Slowing demand from China and a political crisis swirling around Najib have also shaken investors in Southeast Asia's third-largest economy in recent months, pushing the ringgit down nearly 19 percent against the U.S. dollar so far this year.
Najib is expected to announce the new measures at around 11:30 pm (0330 GMT) after a weekly meeting of the economic council on Monday, officials at the Prime Minister's office said on Saturday, without giving details.
Last month, he set up a special economic committee to propose immediate and medium-term measures to strengthen the economy and to restore investor confidence.
Malaysia has been gripped by political tensions which escalated in early July after a report that investigators looking into debt-laden state investment fund 1MDB had found that close to $700 million had been deposited in an account held by Prime Minister Najib Razak.

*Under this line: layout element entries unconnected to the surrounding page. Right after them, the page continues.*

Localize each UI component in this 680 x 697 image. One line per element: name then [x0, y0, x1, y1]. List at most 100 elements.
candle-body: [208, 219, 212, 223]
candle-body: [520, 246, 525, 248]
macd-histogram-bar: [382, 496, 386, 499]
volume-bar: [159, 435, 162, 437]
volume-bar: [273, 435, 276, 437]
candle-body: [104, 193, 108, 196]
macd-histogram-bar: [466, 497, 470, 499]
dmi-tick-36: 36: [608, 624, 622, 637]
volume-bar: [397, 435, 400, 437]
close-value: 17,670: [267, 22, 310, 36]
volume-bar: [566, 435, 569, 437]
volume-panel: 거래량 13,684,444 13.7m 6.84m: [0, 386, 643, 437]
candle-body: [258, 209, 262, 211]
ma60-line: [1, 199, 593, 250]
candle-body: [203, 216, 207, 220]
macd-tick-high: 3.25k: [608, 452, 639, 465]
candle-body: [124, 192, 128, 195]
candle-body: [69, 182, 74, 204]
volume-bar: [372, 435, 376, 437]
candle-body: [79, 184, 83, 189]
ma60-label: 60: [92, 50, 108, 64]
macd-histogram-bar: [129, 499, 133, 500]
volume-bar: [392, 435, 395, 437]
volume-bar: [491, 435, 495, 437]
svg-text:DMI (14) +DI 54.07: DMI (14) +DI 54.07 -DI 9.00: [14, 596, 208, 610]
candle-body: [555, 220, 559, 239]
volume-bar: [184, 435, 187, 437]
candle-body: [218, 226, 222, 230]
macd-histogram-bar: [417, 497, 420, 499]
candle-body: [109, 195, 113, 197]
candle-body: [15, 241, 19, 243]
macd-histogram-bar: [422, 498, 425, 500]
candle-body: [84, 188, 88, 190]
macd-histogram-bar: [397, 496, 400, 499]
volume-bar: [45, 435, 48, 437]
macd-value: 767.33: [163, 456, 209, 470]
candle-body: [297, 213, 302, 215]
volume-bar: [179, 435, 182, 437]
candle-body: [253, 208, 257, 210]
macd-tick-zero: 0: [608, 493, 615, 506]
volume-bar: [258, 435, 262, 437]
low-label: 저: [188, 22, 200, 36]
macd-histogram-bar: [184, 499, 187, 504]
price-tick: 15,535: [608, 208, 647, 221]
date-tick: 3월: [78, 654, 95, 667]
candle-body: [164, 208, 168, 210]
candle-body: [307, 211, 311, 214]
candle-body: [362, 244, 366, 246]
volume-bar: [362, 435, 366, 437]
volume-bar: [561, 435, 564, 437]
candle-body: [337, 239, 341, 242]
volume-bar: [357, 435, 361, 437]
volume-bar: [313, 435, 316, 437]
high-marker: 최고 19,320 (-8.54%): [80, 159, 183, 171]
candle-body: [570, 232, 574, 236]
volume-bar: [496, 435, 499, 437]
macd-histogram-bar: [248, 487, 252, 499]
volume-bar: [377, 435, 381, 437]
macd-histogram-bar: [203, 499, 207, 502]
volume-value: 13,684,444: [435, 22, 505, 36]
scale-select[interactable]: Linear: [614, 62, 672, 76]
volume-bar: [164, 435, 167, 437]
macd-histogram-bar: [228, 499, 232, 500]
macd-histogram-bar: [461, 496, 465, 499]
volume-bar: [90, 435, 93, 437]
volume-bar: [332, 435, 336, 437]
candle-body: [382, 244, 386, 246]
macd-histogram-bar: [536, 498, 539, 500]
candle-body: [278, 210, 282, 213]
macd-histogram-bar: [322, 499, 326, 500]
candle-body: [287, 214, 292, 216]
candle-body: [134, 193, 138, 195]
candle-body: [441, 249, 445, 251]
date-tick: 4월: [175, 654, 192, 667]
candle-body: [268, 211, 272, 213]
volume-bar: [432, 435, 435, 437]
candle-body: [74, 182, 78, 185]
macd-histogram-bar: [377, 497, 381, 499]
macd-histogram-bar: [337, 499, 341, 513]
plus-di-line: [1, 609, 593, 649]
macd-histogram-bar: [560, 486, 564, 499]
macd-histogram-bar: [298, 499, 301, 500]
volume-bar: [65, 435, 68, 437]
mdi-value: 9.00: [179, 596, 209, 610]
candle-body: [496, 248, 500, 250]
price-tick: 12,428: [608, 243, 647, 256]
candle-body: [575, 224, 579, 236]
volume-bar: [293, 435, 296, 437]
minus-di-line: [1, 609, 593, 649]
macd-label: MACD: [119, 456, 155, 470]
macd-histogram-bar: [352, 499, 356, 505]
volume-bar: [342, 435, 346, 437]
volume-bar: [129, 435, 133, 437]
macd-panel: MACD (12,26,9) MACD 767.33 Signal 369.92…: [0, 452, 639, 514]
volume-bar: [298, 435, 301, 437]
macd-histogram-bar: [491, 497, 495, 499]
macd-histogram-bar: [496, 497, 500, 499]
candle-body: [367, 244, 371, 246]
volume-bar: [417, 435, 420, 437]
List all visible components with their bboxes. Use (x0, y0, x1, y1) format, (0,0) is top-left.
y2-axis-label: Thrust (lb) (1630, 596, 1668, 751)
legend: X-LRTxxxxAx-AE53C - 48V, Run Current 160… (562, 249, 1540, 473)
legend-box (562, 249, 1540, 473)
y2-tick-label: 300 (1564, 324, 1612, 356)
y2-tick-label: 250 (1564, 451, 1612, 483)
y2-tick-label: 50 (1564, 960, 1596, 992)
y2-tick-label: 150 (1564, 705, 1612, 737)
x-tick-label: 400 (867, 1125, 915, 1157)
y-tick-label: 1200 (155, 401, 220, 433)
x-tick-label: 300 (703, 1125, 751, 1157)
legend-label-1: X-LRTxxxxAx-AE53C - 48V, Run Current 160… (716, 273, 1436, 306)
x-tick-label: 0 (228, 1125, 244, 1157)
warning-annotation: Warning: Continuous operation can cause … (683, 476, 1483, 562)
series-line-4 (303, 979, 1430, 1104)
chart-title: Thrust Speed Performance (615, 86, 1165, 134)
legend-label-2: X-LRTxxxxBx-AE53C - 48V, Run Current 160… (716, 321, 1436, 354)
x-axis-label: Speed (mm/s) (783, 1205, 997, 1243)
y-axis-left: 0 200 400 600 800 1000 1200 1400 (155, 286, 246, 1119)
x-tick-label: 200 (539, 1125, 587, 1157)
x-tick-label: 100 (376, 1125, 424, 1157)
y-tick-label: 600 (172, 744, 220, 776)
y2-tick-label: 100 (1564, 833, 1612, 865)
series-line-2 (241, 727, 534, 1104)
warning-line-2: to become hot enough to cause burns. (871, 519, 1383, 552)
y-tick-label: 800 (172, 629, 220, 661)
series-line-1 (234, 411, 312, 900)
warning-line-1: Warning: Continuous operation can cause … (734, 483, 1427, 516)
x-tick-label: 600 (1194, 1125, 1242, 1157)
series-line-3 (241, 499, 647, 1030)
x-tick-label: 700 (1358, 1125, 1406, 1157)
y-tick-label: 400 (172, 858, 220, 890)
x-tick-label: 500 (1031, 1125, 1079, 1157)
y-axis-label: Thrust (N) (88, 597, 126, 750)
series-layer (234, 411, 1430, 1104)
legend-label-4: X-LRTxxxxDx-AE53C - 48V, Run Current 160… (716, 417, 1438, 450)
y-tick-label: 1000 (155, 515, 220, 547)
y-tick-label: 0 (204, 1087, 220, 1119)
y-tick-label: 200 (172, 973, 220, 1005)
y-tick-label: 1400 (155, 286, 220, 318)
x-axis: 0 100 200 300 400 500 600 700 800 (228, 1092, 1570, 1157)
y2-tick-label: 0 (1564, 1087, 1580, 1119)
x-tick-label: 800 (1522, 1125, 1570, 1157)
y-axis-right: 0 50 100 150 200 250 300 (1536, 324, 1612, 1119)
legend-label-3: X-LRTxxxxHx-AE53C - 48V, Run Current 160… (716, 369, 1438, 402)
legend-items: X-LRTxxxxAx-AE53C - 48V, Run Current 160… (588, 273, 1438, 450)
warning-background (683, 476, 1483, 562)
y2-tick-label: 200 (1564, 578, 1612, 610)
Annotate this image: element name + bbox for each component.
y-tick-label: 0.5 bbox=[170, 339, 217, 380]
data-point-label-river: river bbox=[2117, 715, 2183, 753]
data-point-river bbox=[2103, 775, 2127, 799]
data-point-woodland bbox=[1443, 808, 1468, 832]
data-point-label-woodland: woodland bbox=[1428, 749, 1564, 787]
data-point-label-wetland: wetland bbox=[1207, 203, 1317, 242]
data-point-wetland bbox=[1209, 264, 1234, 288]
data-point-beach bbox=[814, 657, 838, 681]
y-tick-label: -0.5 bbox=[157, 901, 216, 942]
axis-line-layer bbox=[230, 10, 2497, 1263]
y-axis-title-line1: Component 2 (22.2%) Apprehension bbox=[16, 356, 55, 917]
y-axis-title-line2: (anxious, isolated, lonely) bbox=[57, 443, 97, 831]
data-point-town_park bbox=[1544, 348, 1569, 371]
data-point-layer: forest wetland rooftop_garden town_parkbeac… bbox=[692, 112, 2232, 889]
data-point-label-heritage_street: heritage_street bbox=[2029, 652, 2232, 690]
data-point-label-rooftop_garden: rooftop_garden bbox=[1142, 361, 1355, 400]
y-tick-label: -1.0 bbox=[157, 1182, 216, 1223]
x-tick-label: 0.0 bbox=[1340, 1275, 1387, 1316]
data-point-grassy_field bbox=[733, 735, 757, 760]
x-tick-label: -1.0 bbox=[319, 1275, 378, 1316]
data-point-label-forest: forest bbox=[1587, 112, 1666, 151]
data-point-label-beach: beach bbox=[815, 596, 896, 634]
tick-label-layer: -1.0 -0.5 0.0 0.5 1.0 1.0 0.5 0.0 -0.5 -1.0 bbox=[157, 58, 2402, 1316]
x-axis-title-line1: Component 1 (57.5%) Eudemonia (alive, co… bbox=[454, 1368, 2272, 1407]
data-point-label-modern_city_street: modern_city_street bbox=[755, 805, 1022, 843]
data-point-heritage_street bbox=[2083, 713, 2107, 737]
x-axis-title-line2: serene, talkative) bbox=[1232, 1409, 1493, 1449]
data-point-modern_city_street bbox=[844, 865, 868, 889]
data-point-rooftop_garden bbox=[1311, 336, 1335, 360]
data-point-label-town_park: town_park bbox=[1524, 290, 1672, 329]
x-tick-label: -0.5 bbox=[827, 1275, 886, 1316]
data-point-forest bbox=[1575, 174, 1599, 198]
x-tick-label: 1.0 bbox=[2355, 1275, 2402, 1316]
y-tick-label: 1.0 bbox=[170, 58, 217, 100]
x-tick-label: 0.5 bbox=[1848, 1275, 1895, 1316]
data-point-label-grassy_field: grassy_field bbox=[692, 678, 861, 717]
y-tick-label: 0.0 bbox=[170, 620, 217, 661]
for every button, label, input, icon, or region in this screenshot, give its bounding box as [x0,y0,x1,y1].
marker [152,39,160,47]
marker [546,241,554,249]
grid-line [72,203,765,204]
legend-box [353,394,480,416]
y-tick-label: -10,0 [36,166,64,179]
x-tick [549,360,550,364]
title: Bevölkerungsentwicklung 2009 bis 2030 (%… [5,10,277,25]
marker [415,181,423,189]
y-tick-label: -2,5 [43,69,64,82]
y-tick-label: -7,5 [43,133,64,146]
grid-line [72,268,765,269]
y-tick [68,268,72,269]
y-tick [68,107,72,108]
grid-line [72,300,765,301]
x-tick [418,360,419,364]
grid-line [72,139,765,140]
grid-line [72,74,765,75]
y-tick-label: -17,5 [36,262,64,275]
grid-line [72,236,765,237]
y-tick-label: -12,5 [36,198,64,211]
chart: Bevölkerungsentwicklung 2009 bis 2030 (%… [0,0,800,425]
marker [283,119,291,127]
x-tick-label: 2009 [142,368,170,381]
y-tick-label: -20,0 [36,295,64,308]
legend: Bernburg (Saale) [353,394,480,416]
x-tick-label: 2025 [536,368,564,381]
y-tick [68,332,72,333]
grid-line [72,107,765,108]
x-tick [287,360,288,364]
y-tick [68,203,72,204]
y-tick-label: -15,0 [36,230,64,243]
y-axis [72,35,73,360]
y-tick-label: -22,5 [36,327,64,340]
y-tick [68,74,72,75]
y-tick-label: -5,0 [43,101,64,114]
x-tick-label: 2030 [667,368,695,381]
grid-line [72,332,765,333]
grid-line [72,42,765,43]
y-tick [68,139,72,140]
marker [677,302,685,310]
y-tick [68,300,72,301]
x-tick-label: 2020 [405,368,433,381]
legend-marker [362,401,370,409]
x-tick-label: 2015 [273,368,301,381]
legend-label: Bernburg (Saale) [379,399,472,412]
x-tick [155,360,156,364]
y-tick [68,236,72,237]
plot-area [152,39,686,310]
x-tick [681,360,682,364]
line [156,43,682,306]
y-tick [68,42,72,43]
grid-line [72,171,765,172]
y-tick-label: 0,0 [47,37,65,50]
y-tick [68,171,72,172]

Najib, who also chairs 1MDB, has denied any wrongdoing, but the scandal has not died and has weighed on the economy.
Both Najib and Malaysia's central bank governor have pledged not to impose capital controls.
Najib has maintained that Malaysia's current economic situation was stronger than during the 1997-98 Asian financial crisis.
Massive outflows of capital during that crisis forced Malaysia to peg the ringgit at 3.8 to the dollar, which was retained that 2005.
Fitch Ratings said last week that Malaysia's deteriorating currency position - reflected in the ringgit's sharp depreciation, falling foreign exchange reserves and shrinking current account surplus - could force it restore a negative outlook on the country's credit rating.